Dadurch drückt sich aus, dass ich mein Gegenüber in seiner Würde als Person ernst nehme. Selbst dann, wenn es "nur" um die geht.

3
In manchen Gespräche macht sich eine ansteckende Hoffnungslosigkeit breit – angesichts völlig weggebrochener Außenkontakte, fehlender Unterstützung, mangelnder Ausbildung, Drogensucht oder lebenslänglicher Haft.
Billigen Trost und fromme Sprüche will kein Seelsorger anbieten. Praktische Hilfen sind oftmals nicht möglich. Was bleibt dann noch außer Resignation?
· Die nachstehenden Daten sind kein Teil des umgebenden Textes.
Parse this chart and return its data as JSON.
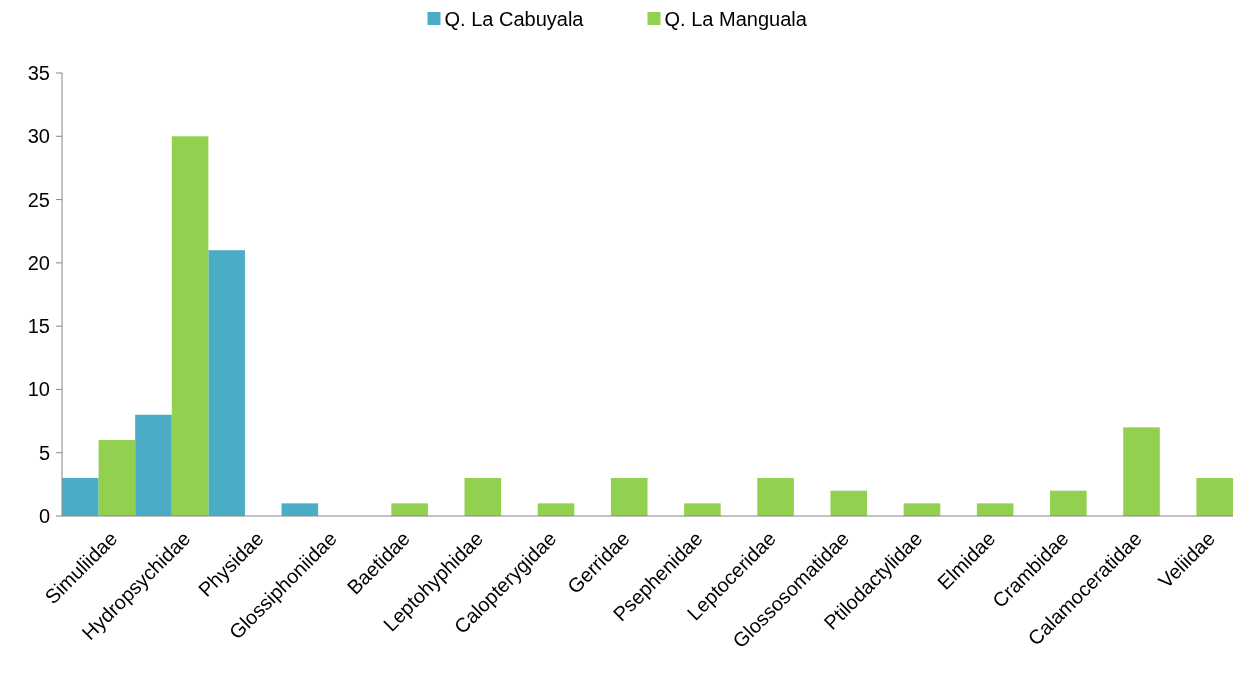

Ich selbst habe erlebt, dass mich ein intensives Gespräch, in dem mir der Inhaftierter vom jahrelangen Missbrauch an ihm, schwersten Straftaten von ihm und seiner schweren Krankheit in Verbindung mit regelmäßigen Alpträumen und Angstzuständen berichtete, zunächst einigermaßen ratlos zurückließ. 

Immer nur abwärts?
Dresden, 2018.
Meine Antwortversuche blieben mager, wir waren uns einig, dass die Rede von einem guten Gott hier ein Hohn wäre, Sinn in diesem Leid nicht einfachhin zu finden sei – und trotzdem betete ich am Ende für den Inhaftierten und er bedankte sich ehrlich für das aufbauende Gespräch.
Angesichts der bleibend schrecklichen Sachlage verwunderlich.

Denn es bleibt unbefriedigend. Wir können das Leiden unserer Gesprächspartner oft nicht wegnehmen. Aber schon das solidarische Mit-Aushalten, das Hören und die Ehrlichkeit können tröstend und lebensvermehrend sein. Die entstandene Beziehung machts!

Ich werde mich in solchen deprimierenden Situationen zukünftig eher einmal fragen: Was kann Hoffnung für diesen Menschen heißen? In seiner misslichen Situation? In seiner Perspektivlosigkeit?
Vielleicht ist es die Aussicht auf ein verlässlich wieder zu Besuch kommendes Gegenüber.

Viele andere Themen wurden angesprochen, aber diese wollte ich gern hier festhalten.